Die Auswärtstabelle ist erschreckend: Mit lediglich fünf Siegen aus dreizehn Auswärtsspielen weist Madrid das schlechteste Auswärtsbilanz unter den Top 13 der EuroLeague auf – nur Bayern München, Virtus Bologna, Baskonia, Anadolu Efes und ASVEL Villeurbanne sind noch schlechter. Diese Teams sind bereits chancenlos um die Top-Sechs. Die aktuelle Quote von 27,7% ist zudem die schlechteste in der Geschichte der EuroLeague im modernen Double-Round-Robin-Format.
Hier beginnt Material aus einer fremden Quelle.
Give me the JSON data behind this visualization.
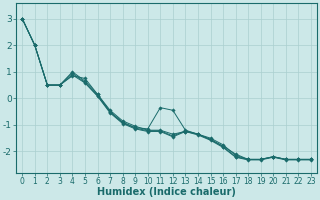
{
  "xlabel": "Humidex (Indice chaleur)",
  "ylabel": "",
  "xlim": [
    -0.5,
    23.5
  ],
  "ylim": [
    -2.8,
    3.6
  ],
  "background_color": "#cce8e8",
  "grid_color": "#aacfcf",
  "line_color": "#1a6b6b",
  "series": [
    [
      3.0,
      2.0,
      0.5,
      0.5,
      0.85,
      0.75,
      0.15,
      -0.45,
      -0.85,
      -1.05,
      -1.2,
      -1.2,
      -1.35,
      -1.25,
      -1.35,
      -1.5,
      -1.75,
      -2.15,
      -2.3,
      -2.3,
      -2.2,
      -2.3,
      -2.3,
      -2.3
    ],
    [
      3.0,
      2.0,
      0.5,
      0.5,
      1.0,
      0.65,
      0.15,
      -0.5,
      -0.9,
      -1.1,
      -1.15,
      -0.35,
      -0.45,
      -1.2,
      -1.35,
      -1.55,
      -1.8,
      -2.1,
      -2.3,
      -2.3,
      -2.2,
      -2.3,
      -2.3,
      -2.3
    ],
    [
      3.0,
      2.0,
      0.5,
      0.5,
      0.95,
      0.6,
      0.1,
      -0.52,
      -0.92,
      -1.12,
      -1.22,
      -1.22,
      -1.42,
      -1.22,
      -1.35,
      -1.55,
      -1.82,
      -2.2,
      -2.3,
      -2.3,
      -2.2,
      -2.3,
      -2.3,
      -2.3
    ],
    [
      3.0,
      2.0,
      0.5,
      0.5,
      0.88,
      0.58,
      0.08,
      -0.55,
      -0.95,
      -1.15,
      -1.25,
      -1.25,
      -1.45,
      -1.25,
      -1.38,
      -1.58,
      -1.85,
      -2.22,
      -2.32,
      -2.32,
      -2.22,
      -2.32,
      -2.32,
      -2.32
    ]
  ],
  "xtick_fontsize": 5.5,
  "ytick_fontsize": 6.5,
  "xlabel_fontsize": 7,
  "marker": "D",
  "marker_size": 1.8,
  "linewidth": 0.7
}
Selbst in den Saisons 2021/22, in denen Maccabi Tel Aviv (3-11) und Anadolu Efes (4-11) aufgrund der Sperre russischer Teams ebenfalls schwächere Auswärtsbilanzen aufwiesen, war die Situation für die Madrilenen noch deutlich besser.
Um sich vor dem Play-in zu bewahren und die Chance auf ein vorteilhaftes Los zu wahren, muss Madrid in den kommenden Duellen gegen Fenerbahce Istanbul und den Roten Stern Belgrad punkten. Ein Ausrutscher könnte die Saison dramatisch verändern und die Titelträume in weite Ferne rücken. Das Team von Scariolo steht vor einer gewaltigen Herausforderung. Die Bilanz gegen Olympiakos Piräus, mit einem Rückstand von zwei Siegen, macht die Situation zusätzlich kompliziert.
Doch es gibt auch Hoffnungsschimmer: Der Tabellenführer Panathinaikos hat noch keinen Titel gewonnen. Und Madrid hat bereits den direkten Vergleich gegen Valencia, Monaco, Hapoel Jerusalem und Barcelona gewonnen – ein kleiner Trost in einer ansonsten frustrierenden Saison.